За моей спиной Вассерсуп щелкал на счетах, и Пулькер скрипел пером по пергаменту. Временами бургомистр бормотал:
— Убытки... какие страшные убытки...
Ван Штанген мрачно молчал. Контраст с его недавней многоречивостью был ужасающий. Собственно, я для того и отвернулась к окну, чтоб не встречаться с ним взглядом.
Распахнулась дверь и вошел Суперстаар с листком в руках.
— Вот... я сделал перевод, о котором вы просили...
— Ах, оставьте, преподобный, — отмахнулся Вассерсуп. — Тут с наличностью бы разобраться, а вы говорите — перевод...
— Не обращайте внимания, ректор, — сказала я, — Господин бургомистр переутомлен, впрочем, как и все мы.
Мы уселись за стол. Краем глаза я заметила, что ван Штанген вышел из угрюмой прострации и прислушивается к разговору.

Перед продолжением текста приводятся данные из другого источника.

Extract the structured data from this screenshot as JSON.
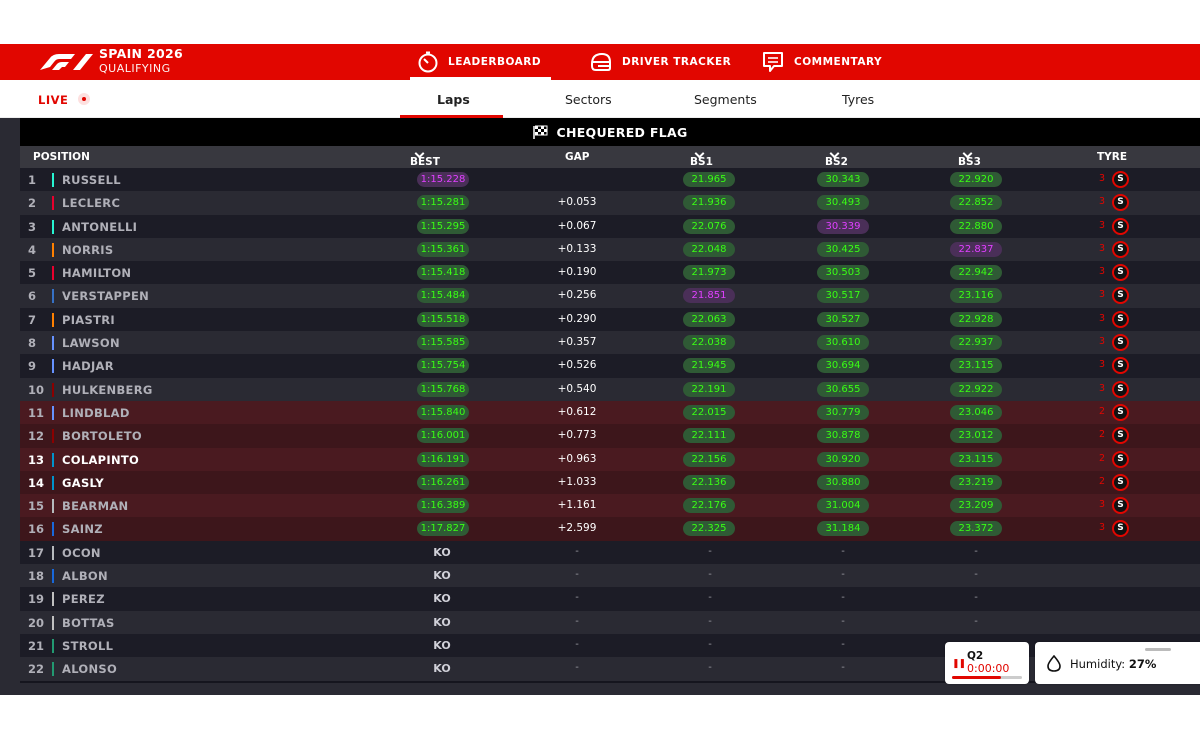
{
  "header": {
    "event_title": "SPAIN 2026",
    "session": "QUALIFYING",
    "tabs": [
      {
        "label": "LEADERBOARD",
        "icon": "stopwatch-icon"
      },
      {
        "label": "DRIVER TRACKER",
        "icon": "helmet-icon"
      },
      {
        "label": "COMMENTARY",
        "icon": "chat-icon"
      }
    ],
    "colors": {
      "brand_red": "#e10600",
      "fastest_purple": "#e040ff",
      "personal_green": "#39ff14"
    }
  },
  "subnav": {
    "live": "LIVE",
    "tabs": [
      "Laps",
      "Sectors",
      "Segments",
      "Tyres"
    ]
  },
  "banner": "CHEQUERED FLAG",
  "columns": {
    "position": "POSITION",
    "best_lap": "BEST LAP",
    "gap": "GAP",
    "bs1": "BS1",
    "bs2": "BS2",
    "bs3": "BS3",
    "tyre": "TYRE"
  },
  "rows": [
    {
      "pos": "1",
      "driver": "RUSSELL",
      "team_color": "#27f4d2",
      "best": "1:15.228",
      "best_purple": true,
      "gap": "",
      "bs1": "21.965",
      "bs1_purple": false,
      "bs2": "30.343",
      "bs2_purple": false,
      "bs3": "22.920",
      "bs3_purple": false,
      "laps": "3",
      "tyre": "S",
      "eliminated_zone": false,
      "ko": false
    },
    {
      "pos": "2",
      "driver": "LECLERC",
      "team_color": "#e8002d",
      "best": "1:15.281",
      "best_purple": false,
      "gap": "+0.053",
      "bs1": "21.936",
      "bs1_purple": false,
      "bs2": "30.493",
      "bs2_purple": false,
      "bs3": "22.852",
      "bs3_purple": false,
      "laps": "3",
      "tyre": "S",
      "eliminated_zone": false,
      "ko": false
    },
    {
      "pos": "3",
      "driver": "ANTONELLI",
      "team_color": "#27f4d2",
      "best": "1:15.295",
      "best_purple": false,
      "gap": "+0.067",
      "bs1": "22.076",
      "bs1_purple": false,
      "bs2": "30.339",
      "bs2_purple": true,
      "bs3": "22.880",
      "bs3_purple": false,
      "laps": "3",
      "tyre": "S",
      "eliminated_zone": false,
      "ko": false
    },
    {
      "pos": "4",
      "driver": "NORRIS",
      "team_color": "#ff8000",
      "best": "1:15.361",
      "best_purple": false,
      "gap": "+0.133",
      "bs1": "22.048",
      "bs1_purple": false,
      "bs2": "30.425",
      "bs2_purple": false,
      "bs3": "22.837",
      "bs3_purple": true,
      "laps": "3",
      "tyre": "S",
      "eliminated_zone": false,
      "ko": false
    },
    {
      "pos": "5",
      "driver": "HAMILTON",
      "team_color": "#e8002d",
      "best": "1:15.418",
      "best_purple": false,
      "gap": "+0.190",
      "bs1": "21.973",
      "bs1_purple": false,
      "bs2": "30.503",
      "bs2_purple": false,
      "bs3": "22.942",
      "bs3_purple": false,
      "laps": "3",
      "tyre": "S",
      "eliminated_zone": false,
      "ko": false
    },
    {
      "pos": "6",
      "driver": "VERSTAPPEN",
      "team_color": "#3671c6",
      "best": "1:15.484",
      "best_purple": false,
      "gap": "+0.256",
      "bs1": "21.851",
      "bs1_purple": true,
      "bs2": "30.517",
      "bs2_purple": false,
      "bs3": "23.116",
      "bs3_purple": false,
      "laps": "3",
      "tyre": "S",
      "eliminated_zone": false,
      "ko": false
    },
    {
      "pos": "7",
      "driver": "PIASTRI",
      "team_color": "#ff8000",
      "best": "1:15.518",
      "best_purple": false,
      "gap": "+0.290",
      "bs1": "22.063",
      "bs1_purple": false,
      "bs2": "30.527",
      "bs2_purple": false,
      "bs3": "22.928",
      "bs3_purple": false,
      "laps": "3",
      "tyre": "S",
      "eliminated_zone": false,
      "ko": false
    },
    {
      "pos": "8",
      "driver": "LAWSON",
      "team_color": "#6692ff",
      "best": "1:15.585",
      "best_purple": false,
      "gap": "+0.357",
      "bs1": "22.038",
      "bs1_purple": false,
      "bs2": "30.610",
      "bs2_purple": false,
      "bs3": "22.937",
      "bs3_purple": false,
      "laps": "3",
      "tyre": "S",
      "eliminated_zone": false,
      "ko": false
    },
    {
      "pos": "9",
      "driver": "HADJAR",
      "team_color": "#6692ff",
      "best": "1:15.754",
      "best_purple": false,
      "gap": "+0.526",
      "bs1": "21.945",
      "bs1_purple": false,
      "bs2": "30.694",
      "bs2_purple": false,
      "bs3": "23.115",
      "bs3_purple": false,
      "laps": "3",
      "tyre": "S",
      "eliminated_zone": false,
      "ko": false
    },
    {
      "pos": "10",
      "driver": "HULKENBERG",
      "team_color": "#8b0000",
      "best": "1:15.768",
      "best_purple": false,
      "gap": "+0.540",
      "bs1": "22.191",
      "bs1_purple": false,
      "bs2": "30.655",
      "bs2_purple": false,
      "bs3": "22.922",
      "bs3_purple": false,
      "laps": "3",
      "tyre": "S",
      "eliminated_zone": false,
      "ko": false
    },
    {
      "pos": "11",
      "driver": "LINDBLAD",
      "team_color": "#6692ff",
      "best": "1:15.840",
      "best_purple": false,
      "gap": "+0.612",
      "bs1": "22.015",
      "bs1_purple": false,
      "bs2": "30.779",
      "bs2_purple": false,
      "bs3": "23.046",
      "bs3_purple": false,
      "laps": "2",
      "tyre": "S",
      "eliminated_zone": true,
      "ko": false
    },
    {
      "pos": "12",
      "driver": "BORTOLETO",
      "team_color": "#8b0000",
      "best": "1:16.001",
      "best_purple": false,
      "gap": "+0.773",
      "bs1": "22.111",
      "bs1_purple": false,
      "bs2": "30.878",
      "bs2_purple": false,
      "bs3": "23.012",
      "bs3_purple": false,
      "laps": "2",
      "tyre": "S",
      "eliminated_zone": true,
      "ko": false
    },
    {
      "pos": "13",
      "driver": "COLAPINTO",
      "team_color": "#0093cc",
      "best": "1:16.191",
      "best_purple": false,
      "gap": "+0.963",
      "bs1": "22.156",
      "bs1_purple": false,
      "bs2": "30.920",
      "bs2_purple": false,
      "bs3": "23.115",
      "bs3_purple": false,
      "laps": "2",
      "tyre": "S",
      "eliminated_zone": true,
      "ko": false,
      "highlight": true
    },
    {
      "pos": "14",
      "driver": "GASLY",
      "team_color": "#0093cc",
      "best": "1:16.261",
      "best_purple": false,
      "gap": "+1.033",
      "bs1": "22.136",
      "bs1_purple": false,
      "bs2": "30.880",
      "bs2_purple": false,
      "bs3": "23.219",
      "bs3_purple": false,
      "laps": "2",
      "tyre": "S",
      "eliminated_zone": true,
      "ko": false,
      "highlight": true
    },
    {
      "pos": "15",
      "driver": "BEARMAN",
      "team_color": "#b6babd",
      "best": "1:16.389",
      "best_purple": false,
      "gap": "+1.161",
      "bs1": "22.176",
      "bs1_purple": false,
      "bs2": "31.004",
      "bs2_purple": false,
      "bs3": "23.209",
      "bs3_purple": false,
      "laps": "3",
      "tyre": "S",
      "eliminated_zone": true,
      "ko": false
    },
    {
      "pos": "16",
      "driver": "SAINZ",
      "team_color": "#1868db",
      "best": "1:17.827",
      "best_purple": false,
      "gap": "+2.599",
      "bs1": "22.325",
      "bs1_purple": false,
      "bs2": "31.184",
      "bs2_purple": false,
      "bs3": "23.372",
      "bs3_purple": false,
      "laps": "3",
      "tyre": "S",
      "eliminated_zone": true,
      "ko": false
    },
    {
      "pos": "17",
      "driver": "OCON",
      "team_color": "#b6babd",
      "best": "KO",
      "gap": "-",
      "bs1": "-",
      "bs2": "-",
      "bs3": "-",
      "laps": "",
      "tyre": "",
      "eliminated_zone": false,
      "ko": true
    },
    {
      "pos": "18",
      "driver": "ALBON",
      "team_color": "#1868db",
      "best": "KO",
      "gap": "-",
      "bs1": "-",
      "bs2": "-",
      "bs3": "-",
      "laps": "",
      "tyre": "",
      "eliminated_zone": false,
      "ko": true
    },
    {
      "pos": "19",
      "driver": "PEREZ",
      "team_color": "#c0c0c0",
      "best": "KO",
      "gap": "-",
      "bs1": "-",
      "bs2": "-",
      "bs3": "-",
      "laps": "",
      "tyre": "",
      "eliminated_zone": false,
      "ko": true
    },
    {
      "pos": "20",
      "driver": "BOTTAS",
      "team_color": "#c0c0c0",
      "best": "KO",
      "gap": "-",
      "bs1": "-",
      "bs2": "-",
      "bs3": "-",
      "laps": "",
      "tyre": "",
      "eliminated_zone": false,
      "ko": true
    },
    {
      "pos": "21",
      "driver": "STROLL",
      "team_color": "#229971",
      "best": "KO",
      "gap": "-",
      "bs1": "-",
      "bs2": "-",
      "bs3": "-",
      "laps": "",
      "tyre": "",
      "eliminated_zone": false,
      "ko": true
    },
    {
      "pos": "22",
      "driver": "ALONSO",
      "team_color": "#229971",
      "best": "KO",
      "gap": "-",
      "bs1": "-",
      "bs2": "-",
      "bs3": "-",
      "laps": "",
      "tyre": "",
      "eliminated_zone": false,
      "ko": true
    }
  ],
  "session_widget": {
    "label": "Q2",
    "time": "0:00:00",
    "progress": 0.7
  },
  "weather_widget": {
    "label": "Humidity:",
    "value": "27%"
  }
}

— Я, право, не знаю... Но вы просили обращать внимание на странное и нелепое...
— Не томите, ректор.
— Вот... история относится ко времени самого что ни на есть злостного язычества, когда не милые вишни покрывали эти холмы, а непроходимые леса. «И Дикая Неохота бродила по Киндерову Городищу и окрестностям его, уловляя души жителей в свои колдовские сети, отвлекая от полезных трудов и склоняя ко всяческим безобразиям. И друид Крохобор совершил священный обряд у подножия священной сосны, наевшись священных грибов и запив их священным же пивом. И чары призвал он против Дикой Неохоты. И чары Дикой Неохоты с чарами друида Крохобора взаимно сожгли друг друга. И сошлись друид Крохобор с предводителем Дикой Неохоты, взаимно борьбуясь друг с другом. Но друид, подкрепленный грибами и пивом, был сильнее. И рек Крохобор: „Кыш, кыш, наглый совратитель! Прочь отсюда, страшилище, заморочка дрянная, растворись, аки сон кошмарный! Ибо ты ни что иное, как химера вредная, что разбивается от хорошего удара. Сгинь, а не то застрелю из верного моего луку!“ Враг же отвечал ему: „Знаешь ли, что натворил ты, Пень трухлявый? Неосмысленными своими действиями произвел ты замыкание магической энергии, и перегорела она в Киндеровом Городище и вокруг Него. И не могу я отныне противостоять тебе, ибо ослаблен зело. Но накладаю на Киндеров град некое заклятие. Химерою ты назвал меня, которую можно поразить стрелой. Но, когда во Киндеровом граде стрела поразит химеру, магия вернется в город, и самые страшные сны ваши обернутся явью. Ты же не сможешь противостоять сему, ибо будешь позабыт и позаброшен“. Так сказал он и ушел в подполье, а друид Крохобор в великом страхе удалился в пределы Гонорейские... то есть Гонорийские». Все.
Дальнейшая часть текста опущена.